M(h)aol, première partie officielle de Gilla Band sur cette tournée européenne, déboule sur scène, et on ne se demandera pas très longtemps pour quelle raison les cinq énergumènes ont été choisis pour l'occasion. Le groupe irlandais, nommé sur la base de la figure de Grace O'Malley (connue dans le folklore irlandais sous le nom de Grainne Mhaol), leader politique et économique irlandaise du 16ème siècle, tour à tour pirate, corsaire et seigneur, ne fait pas dans la dentelle, que ce soit pour la musique ou pour les prises de position féministes, LGBTQ+, et diversité inclusive en général.
Kinder Bueno, avec ses quarante-cinq secondes de bruit et hurlements, sert d'introduction à la soirée, avant que Laundries ne nous rappelle que le groupe sait aussi faire de la musique. Étant légèrement décalé vers la gauche de la scène, on ne manque rien du fuzz surcompressé sortant de la basse de Jamie Hyland qui nous arrive en pleine tronche, quitte à éclipser tout le reste du rendu sonore. Pour compenser, on enfoncera un petit peu plus le bouchon gauche dans l'oreille. Pour ne pas finir sourd aussi. Proche de ses fans et de son public, Róisín Nic Ghearailt profite de chaque fin de morceau (ou début, c'est selon) pour adresser un petit mot, voire un long mot. Elle commencera donc la soirée en s'adressant à nous dans un français ma foi très correct pour une irlandaise, en véritable discussion avec les premiers rangs, « j'aime votre maquillage », « très beaux ongles », et « c'est une chanson sur un... comment on dit en français... petit chien » faisant office de florilège savoureux des divers échanges.

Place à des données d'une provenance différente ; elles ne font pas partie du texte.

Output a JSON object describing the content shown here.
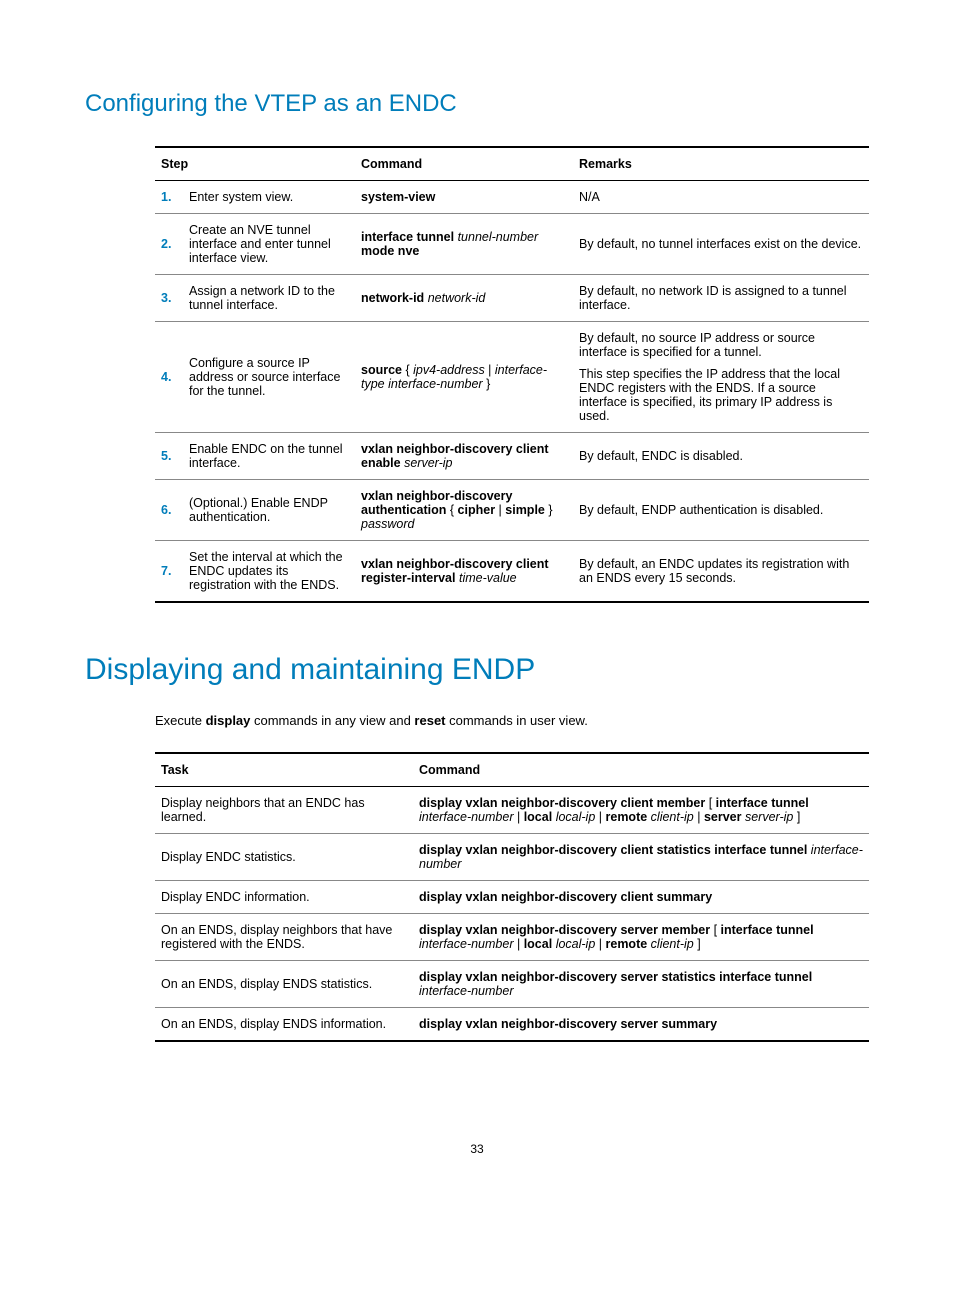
{
  "h2": "Configuring the VTEP as an ENDC",
  "table1": {
    "headers": {
      "step": "Step",
      "command": "Command",
      "remarks": "Remarks"
    },
    "rows": [
      {
        "num": "1.",
        "step": "Enter system view.",
        "cmd": [
          {
            "b": "system-view"
          }
        ],
        "rem": [
          "N/A"
        ]
      },
      {
        "num": "2.",
        "step": "Create an NVE tunnel interface and enter tunnel interface view.",
        "cmd": [
          {
            "b": "interface tunnel"
          },
          {
            "t": " "
          },
          {
            "i": "tunnel-number"
          },
          {
            "br": true
          },
          {
            "b": "mode nve"
          }
        ],
        "rem": [
          "By default, no tunnel interfaces exist on the device."
        ]
      },
      {
        "num": "3.",
        "step": "Assign a network ID to the tunnel interface.",
        "cmd": [
          {
            "b": "network-id"
          },
          {
            "t": " "
          },
          {
            "i": "network-id"
          }
        ],
        "rem": [
          "By default, no network ID is assigned to a tunnel interface."
        ]
      },
      {
        "num": "4.",
        "step": "Configure a source IP address or source interface for the tunnel.",
        "cmd": [
          {
            "b": "source"
          },
          {
            "t": " { "
          },
          {
            "i": "ipv4-address"
          },
          {
            "t": " | "
          },
          {
            "i": "interface-type interface-number"
          },
          {
            "t": " }"
          }
        ],
        "rem": [
          "By default, no source IP address or source interface is specified for a tunnel.",
          "This step specifies the IP address that the local ENDC registers with the ENDS. If a source interface is specified, its primary IP address is used."
        ]
      },
      {
        "num": "5.",
        "step": "Enable ENDC on the tunnel interface.",
        "cmd": [
          {
            "b": "vxlan neighbor-discovery client enable"
          },
          {
            "t": " "
          },
          {
            "i": "server-ip"
          }
        ],
        "rem": [
          "By default, ENDC is disabled."
        ]
      },
      {
        "num": "6.",
        "step": "(Optional.) Enable ENDP authentication.",
        "cmd": [
          {
            "b": "vxlan neighbor-discovery authentication"
          },
          {
            "t": " { "
          },
          {
            "b": "cipher"
          },
          {
            "t": " | "
          },
          {
            "b": "simple"
          },
          {
            "t": " } "
          },
          {
            "i": "password"
          }
        ],
        "rem": [
          "By default, ENDP authentication is disabled."
        ]
      },
      {
        "num": "7.",
        "step": "Set the interval at which the ENDC updates its registration with the ENDS.",
        "cmd": [
          {
            "b": "vxlan neighbor-discovery client register-interval"
          },
          {
            "t": " "
          },
          {
            "i": "time-value"
          }
        ],
        "rem": [
          "By default, an ENDC updates its registration with an ENDS every 15 seconds."
        ]
      }
    ]
  },
  "h1": "Displaying and maintaining ENDP",
  "intro": {
    "pre": "Execute ",
    "b1": "display",
    "mid": " commands in any view and ",
    "b2": "reset",
    "post": " commands in user view."
  },
  "table2": {
    "headers": {
      "task": "Task",
      "command": "Command"
    },
    "rows": [
      {
        "task": "Display neighbors that an ENDC has learned.",
        "cmd": [
          {
            "b": "display vxlan neighbor-discovery client member"
          },
          {
            "t": " [ "
          },
          {
            "b": "interface tunnel"
          },
          {
            "t": " "
          },
          {
            "i": "interface-number"
          },
          {
            "t": " | "
          },
          {
            "b": "local"
          },
          {
            "t": " "
          },
          {
            "i": "local-ip"
          },
          {
            "t": " | "
          },
          {
            "b": "remote"
          },
          {
            "t": " "
          },
          {
            "i": "client-ip"
          },
          {
            "t": " | "
          },
          {
            "b": "server"
          },
          {
            "t": " "
          },
          {
            "i": "server-ip"
          },
          {
            "t": " ]"
          }
        ]
      },
      {
        "task": "Display ENDC statistics.",
        "cmd": [
          {
            "b": "display vxlan neighbor-discovery client statistics interface tunnel"
          },
          {
            "t": " "
          },
          {
            "i": "interface-number"
          }
        ]
      },
      {
        "task": "Display ENDC information.",
        "cmd": [
          {
            "b": "display vxlan neighbor-discovery client summary"
          }
        ]
      },
      {
        "task": "On an ENDS, display neighbors that have registered with the ENDS.",
        "cmd": [
          {
            "b": "display vxlan neighbor-discovery server member"
          },
          {
            "t": " [ "
          },
          {
            "b": "interface tunnel"
          },
          {
            "t": " "
          },
          {
            "i": "interface-number"
          },
          {
            "t": " | "
          },
          {
            "b": "local"
          },
          {
            "t": " "
          },
          {
            "i": "local-ip"
          },
          {
            "t": " | "
          },
          {
            "b": "remote"
          },
          {
            "t": " "
          },
          {
            "i": "client-ip"
          },
          {
            "t": " ]"
          }
        ]
      },
      {
        "task": "On an ENDS, display ENDS statistics.",
        "cmd": [
          {
            "b": "display vxlan neighbor-discovery server statistics interface tunnel"
          },
          {
            "t": " "
          },
          {
            "i": "interface-number"
          }
        ]
      },
      {
        "task": "On an ENDS, display ENDS information.",
        "cmd": [
          {
            "b": "display vxlan neighbor-discovery server summary"
          }
        ]
      }
    ]
  },
  "pagenum": "33"
}
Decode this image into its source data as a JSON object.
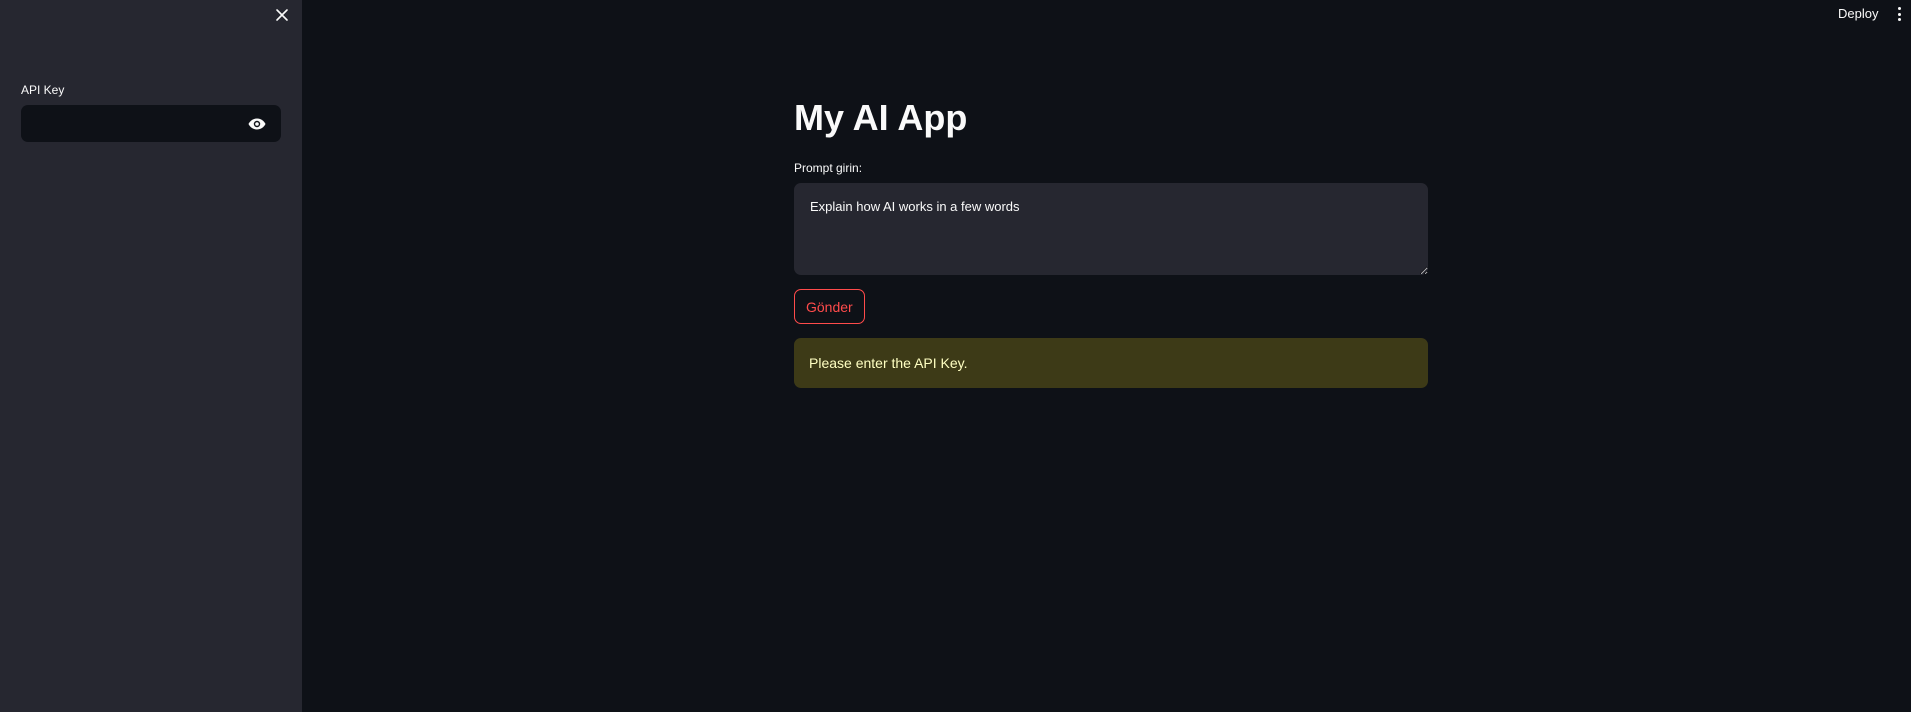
{
  "sidebar": {
    "api_key_label": "API Key",
    "api_key_value": ""
  },
  "header": {
    "deploy_label": "Deploy"
  },
  "main": {
    "title": "My AI App",
    "prompt_label": "Prompt girin:",
    "prompt_value": "Explain how AI works in a few words",
    "send_label": "Gönder",
    "warning_text": "Please enter the API Key."
  },
  "colors": {
    "background": "#0e1117",
    "sidebar": "#262730",
    "accent": "#ff4b4b",
    "warning_bg": "#3d3a17",
    "warning_text": "#ffffc2"
  },
  "icons": [
    "close-icon",
    "eye-icon",
    "more-vertical-icon"
  ]
}
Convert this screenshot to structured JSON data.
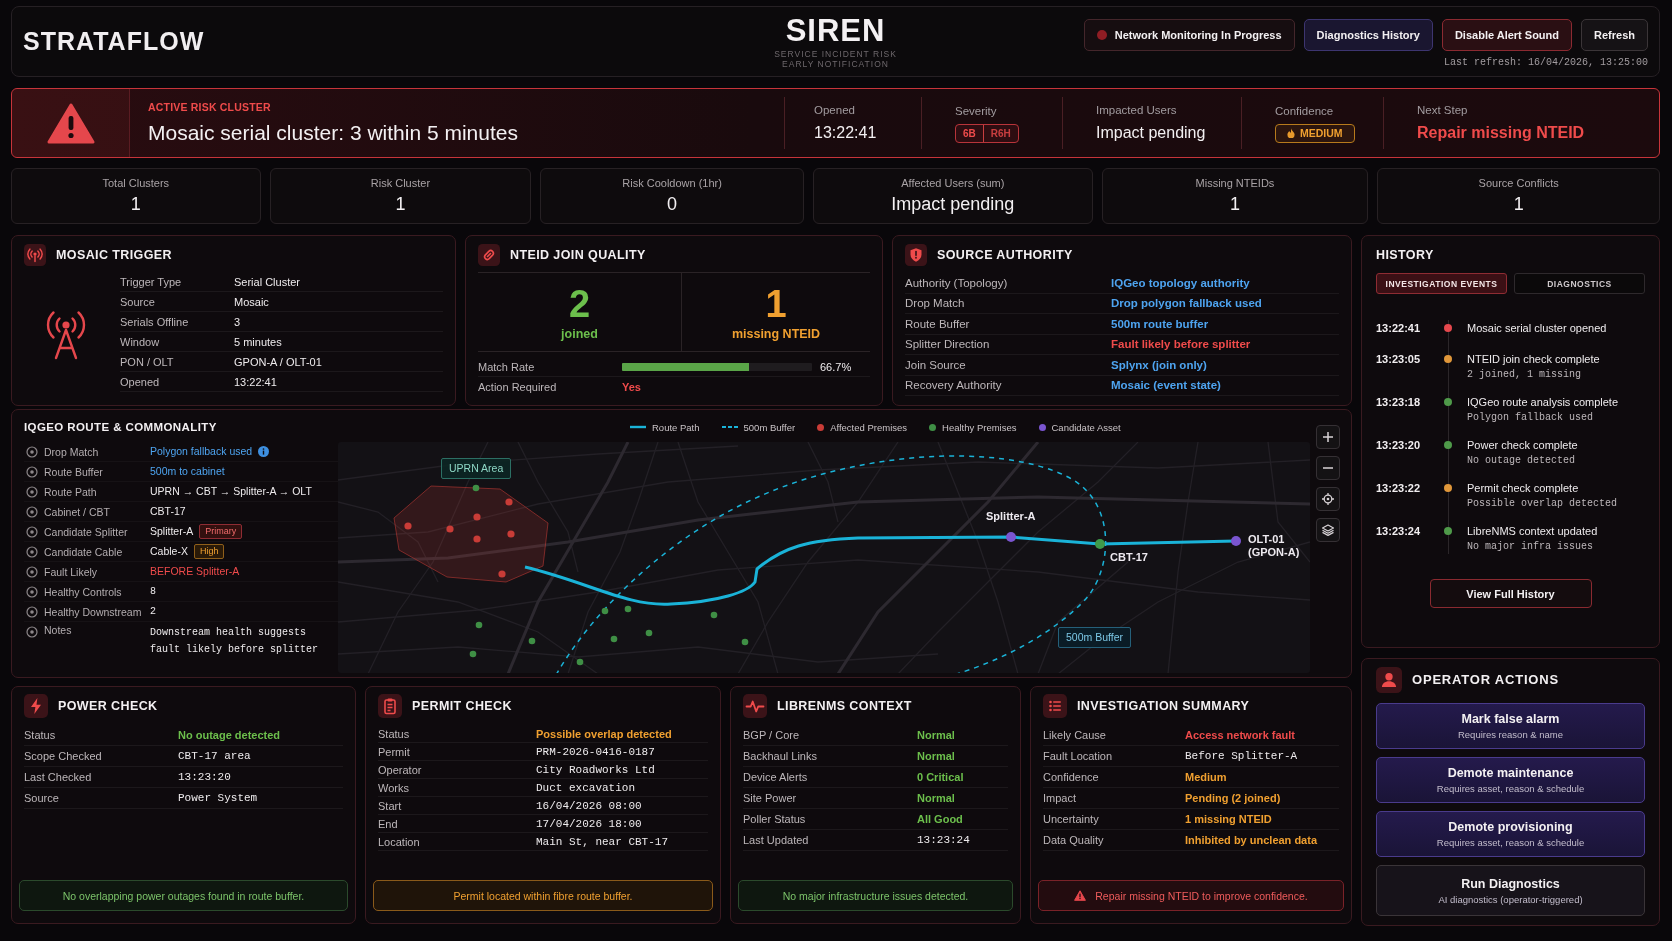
{
  "header": {
    "brand": "STRATAFLOW",
    "title": "SIREN",
    "subtitle": "SERVICE INCIDENT RISK EARLY NOTIFICATION",
    "buttons": [
      {
        "label": "Network Monitoring In Progress",
        "kind": "status"
      },
      {
        "label": "Diagnostics History",
        "kind": "accent"
      },
      {
        "label": "Disable Alert Sound",
        "kind": "danger"
      },
      {
        "label": "Refresh",
        "kind": "neutral"
      }
    ],
    "last_refresh": "Last refresh: 16/04/2026, 13:25:00"
  },
  "alert": {
    "eyebrow": "ACTIVE RISK CLUSTER",
    "title": "Mosaic serial cluster: 3 within 5 minutes",
    "fields": [
      {
        "label": "Opened",
        "kind": "text",
        "value": "13:22:41"
      },
      {
        "label": "Severity",
        "kind": "split",
        "parts": [
          "6B",
          "R6H"
        ]
      },
      {
        "label": "Impacted Users",
        "kind": "text",
        "value": "Impact pending"
      },
      {
        "label": "Confidence",
        "kind": "badge",
        "value": "MEDIUM"
      },
      {
        "label": "Next Step",
        "kind": "alert",
        "value": "Repair missing NTEID"
      }
    ]
  },
  "stats": [
    {
      "label": "Total Clusters",
      "value": "1"
    },
    {
      "label": "Risk Cluster",
      "value": "1"
    },
    {
      "label": "Risk Cooldown (1hr)",
      "value": "0"
    },
    {
      "label": "Affected Users (sum)",
      "value": "Impact pending"
    },
    {
      "label": "Missing NTEIDs",
      "value": "1"
    },
    {
      "label": "Source Conflicts",
      "value": "1"
    }
  ],
  "mosaic_trigger": {
    "title": "MOSAIC TRIGGER",
    "rows": [
      {
        "label": "Trigger Type",
        "value": "Serial Cluster",
        "kind": "plain"
      },
      {
        "label": "Source",
        "value": "Mosaic",
        "kind": "plain"
      },
      {
        "label": "Serials Offline",
        "value": "3",
        "kind": "plain"
      },
      {
        "label": "Window",
        "value": "5 minutes",
        "kind": "plain"
      },
      {
        "label": "PON / OLT",
        "value": "GPON-A / OLT-01",
        "kind": "plain"
      },
      {
        "label": "Opened",
        "value": "13:22:41",
        "kind": "plain"
      }
    ]
  },
  "nteid_join_quality": {
    "title": "NTEID JOIN QUALITY",
    "counts": [
      {
        "value": "2",
        "label": "joined",
        "kind": "success"
      },
      {
        "value": "1",
        "label": "missing NTEID",
        "kind": "warning"
      }
    ],
    "match_rate": {
      "label": "Match Rate",
      "level": 0.667,
      "reading": "66.7%"
    },
    "action_required": {
      "label": "Action Required",
      "value": "Yes",
      "kind": "danger"
    }
  },
  "source_authority": {
    "title": "SOURCE AUTHORITY",
    "rows": [
      {
        "label": "Authority (Topology)",
        "value": "IQGeo topology authority",
        "kind": "info"
      },
      {
        "label": "Drop Match",
        "value": "Drop polygon fallback used",
        "kind": "info"
      },
      {
        "label": "Route Buffer",
        "value": "500m route buffer",
        "kind": "info"
      },
      {
        "label": "Splitter Direction",
        "value": "Fault likely before splitter",
        "kind": "danger"
      },
      {
        "label": "Join Source",
        "value": "Splynx (join only)",
        "kind": "info"
      },
      {
        "label": "Recovery Authority",
        "value": "Mosaic (event state)",
        "kind": "info"
      }
    ]
  },
  "route": {
    "title": "IQGEO ROUTE & COMMONALITY",
    "rows": [
      {
        "label": "Drop Match",
        "value": "Polygon fallback used",
        "kind": "info",
        "info": true
      },
      {
        "label": "Route Buffer",
        "value": "500m to cabinet",
        "kind": "info",
        "info": false
      },
      {
        "label": "Route Path",
        "value": "UPRN → CBT → Splitter-A → OLT",
        "kind": "plain",
        "info": false
      },
      {
        "label": "Cabinet / CBT",
        "value": "CBT-17",
        "kind": "plain",
        "info": false
      },
      {
        "label": "Candidate Splitter",
        "value": "Splitter-A",
        "kind": "plain",
        "info": false,
        "badge": {
          "label": "Primary",
          "kind": "danger"
        }
      },
      {
        "label": "Candidate Cable",
        "value": "Cable-X",
        "kind": "plain",
        "info": false,
        "badge": {
          "label": "High",
          "kind": "warning"
        }
      },
      {
        "label": "Fault Likely",
        "value": "BEFORE Splitter-A",
        "kind": "danger",
        "info": false
      },
      {
        "label": "Healthy Controls",
        "value": "8",
        "kind": "mono",
        "info": false
      },
      {
        "label": "Healthy Downstream",
        "value": "2",
        "kind": "mono",
        "info": false
      },
      {
        "label": "Notes",
        "value": "Downstream health suggests fault likely before splitter",
        "kind": "mono",
        "info": false
      }
    ],
    "legend": [
      {
        "label": "Route Path",
        "kind": "line",
        "color": "#1ab3d8"
      },
      {
        "label": "500m Buffer",
        "kind": "dashed",
        "color": "#1ab3d8"
      },
      {
        "label": "Affected Premises",
        "kind": "dot",
        "color": "#c93c37"
      },
      {
        "label": "Healthy Premises",
        "kind": "dot",
        "color": "#3f8f45"
      },
      {
        "label": "Candidate Asset",
        "kind": "dot",
        "color": "#7a55d0"
      }
    ],
    "area_label": "UPRN Area",
    "buffer_label": "500m Buffer",
    "nodes": [
      {
        "label": "Splitter-A",
        "color": "#7a55d0"
      },
      {
        "label": "CBT-17",
        "color": "#3f9a4a"
      },
      {
        "label": "OLT-01 (GPON-A)",
        "color": "#7a55d0"
      }
    ]
  },
  "power_check": {
    "title": "POWER CHECK",
    "rows": [
      {
        "label": "Status",
        "value": "No outage detected",
        "kind": "success"
      },
      {
        "label": "Scope Checked",
        "value": "CBT-17 area",
        "kind": "mono"
      },
      {
        "label": "Last Checked",
        "value": "13:23:20",
        "kind": "mono"
      },
      {
        "label": "Source",
        "value": "Power System",
        "kind": "mono"
      }
    ],
    "note": {
      "text": "No overlapping power outages found in route buffer.",
      "kind": "success"
    }
  },
  "permit_check": {
    "title": "PERMIT CHECK",
    "rows": [
      {
        "label": "Status",
        "value": "Possible overlap detected",
        "kind": "warning"
      },
      {
        "label": "Permit",
        "value": "PRM-2026-0416-0187",
        "kind": "mono"
      },
      {
        "label": "Operator",
        "value": "City Roadworks Ltd",
        "kind": "mono"
      },
      {
        "label": "Works",
        "value": "Duct excavation",
        "kind": "mono"
      },
      {
        "label": "Start",
        "value": "16/04/2026 08:00",
        "kind": "mono"
      },
      {
        "label": "End",
        "value": "17/04/2026 18:00",
        "kind": "mono"
      },
      {
        "label": "Location",
        "value": "Main St, near CBT-17",
        "kind": "mono"
      }
    ],
    "note": {
      "text": "Permit located within fibre route buffer.",
      "kind": "warning"
    }
  },
  "librenms_context": {
    "title": "LIBRENMS CONTEXT",
    "rows": [
      {
        "label": "BGP / Core",
        "value": "Normal",
        "kind": "success"
      },
      {
        "label": "Backhaul Links",
        "value": "Normal",
        "kind": "success"
      },
      {
        "label": "Device Alerts",
        "value": "0 Critical",
        "kind": "success"
      },
      {
        "label": "Site Power",
        "value": "Normal",
        "kind": "success"
      },
      {
        "label": "Poller Status",
        "value": "All Good",
        "kind": "success"
      },
      {
        "label": "Last Updated",
        "value": "13:23:24",
        "kind": "mono"
      }
    ],
    "note": {
      "text": "No major infrastructure issues detected.",
      "kind": "success"
    }
  },
  "investigation_summary": {
    "title": "INVESTIGATION SUMMARY",
    "rows": [
      {
        "label": "Likely Cause",
        "value": "Access network fault",
        "kind": "danger"
      },
      {
        "label": "Fault Location",
        "value": "Before Splitter-A",
        "kind": "mono"
      },
      {
        "label": "Confidence",
        "value": "Medium",
        "kind": "warning"
      },
      {
        "label": "Impact",
        "value": "Pending (2 joined)",
        "kind": "warning"
      },
      {
        "label": "Uncertainty",
        "value": "1 missing NTEID",
        "kind": "warning"
      },
      {
        "label": "Data Quality",
        "value": "Inhibited by unclean data",
        "kind": "warning"
      }
    ],
    "note": {
      "text": "Repair missing NTEID to improve confidence.",
      "kind": "danger"
    }
  },
  "history": {
    "title": "HISTORY",
    "tabs": [
      {
        "label": "INVESTIGATION EVENTS",
        "selected": true
      },
      {
        "label": "DIAGNOSTICS",
        "selected": false
      }
    ],
    "events": [
      {
        "time": "13:22:41",
        "title": "Mosaic serial cluster opened",
        "color": "#e5484d"
      },
      {
        "time": "13:23:05",
        "title": "NTEID join check complete",
        "detail": "2 joined, 1 missing",
        "color": "#e0973a"
      },
      {
        "time": "13:23:18",
        "title": "IQGeo route analysis complete",
        "detail": "Polygon fallback used",
        "color": "#4f9a4a"
      },
      {
        "time": "13:23:20",
        "title": "Power check complete",
        "detail": "No outage detected",
        "color": "#4f9a4a"
      },
      {
        "time": "13:23:22",
        "title": "Permit check complete",
        "detail": "Possible overlap detected",
        "color": "#e0973a"
      },
      {
        "time": "13:23:24",
        "title": "LibreNMS context updated",
        "detail": "No major infra issues",
        "color": "#4f9a4a"
      }
    ],
    "view_all": "View Full History"
  },
  "operator_actions": {
    "title": "OPERATOR ACTIONS",
    "actions": [
      {
        "title": "Mark false alarm",
        "detail": "Requires reason & name",
        "kind": "workflow"
      },
      {
        "title": "Demote maintenance",
        "detail": "Requires asset, reason & schedule",
        "kind": "workflow"
      },
      {
        "title": "Demote provisioning",
        "detail": "Requires asset, reason & schedule",
        "kind": "workflow"
      },
      {
        "title": "Run Diagnostics",
        "detail": "AI diagnostics (operator-triggered)",
        "kind": "diagnostic"
      }
    ]
  }
}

Le groupe est dans l'air du temps, des jeunes gens gender fluids (ou gender flous, comme on dit chez Tamos le Thermos) pour qui il n'est pas toujours facile de s'intégrer dans la société, qui parle à d'autres gens avec les mêmes problèmes. Le premier rang est donc très queer, d'où les ongles et le maquillage, et pareil pour M(h)aol. Le bassiste Jamie Hyland et son fuzz portent une magnifique robe noire et une teinture blonde, la bassiste moins fuzz Zoe Greenway arbore un maquillage très zombie et un pantalon en cuir, pendant que Róisín hurle, tourne sur elle-même en sautant, avant de finir par terre en déclamant très fort pour conclure Therapy, accompagnée de Zoe, à genoux, le corps courbé en arrière jusqu'à ce que sa tête touche les planches de la scène, jouant toujours de sa magnifique basse-violon Höfner, et nous nous demandant si tout cela est bien du maquillage, et pas un remake de l'Exorciste.
Le concert se poursuit : « des gens LGBTQ dans la salle ? Des gens bi ? Levez la main ! », et voilà Bisexual Anxiety qui part, et Zoe, encore elle, qui cette fois nous sort réellement un archet pour faire gronder son instrument tout au long de la chanson. On reste toutefois sur notre faim, les « longs » interludes de discussions entre des chansons qui dépassent rarement les deux minutes ont tendance à casser le rythme, un rythme pas aidé par une formule live qui semble encore se chercher, et un groupe qui peine à transmettre l'intensité de ses interprétations. Bored Of Men (ndlr : « fatigué.es des hommes ») pallie un peu ce sentiment, alors qu'on reprend le refrain final en hurlant dans le microphone tendu par Róisín. Gender Studies prend aux tripes de par la qualité de la chanson, sa colère furieuse, et l'intensité visuelle et vocale délivrée. Mais le ressenti final reste mitigé, celui d'un groupe encore jeune, dans une salle trop grande, dans laquelle le son semble s'évaporer au lieu de nous asphyxier en rebondissant et en s'amplifiant contre les murs. Un groupe au potentiel certain, mais qui doit encore travailler à remplir l'espace sonore, et à plus investir son public dans l'action. Ça tombe bien, Róisín nous promet un retour en mai 2023, pour défendre leur très attendu premier album, Attachment Styles.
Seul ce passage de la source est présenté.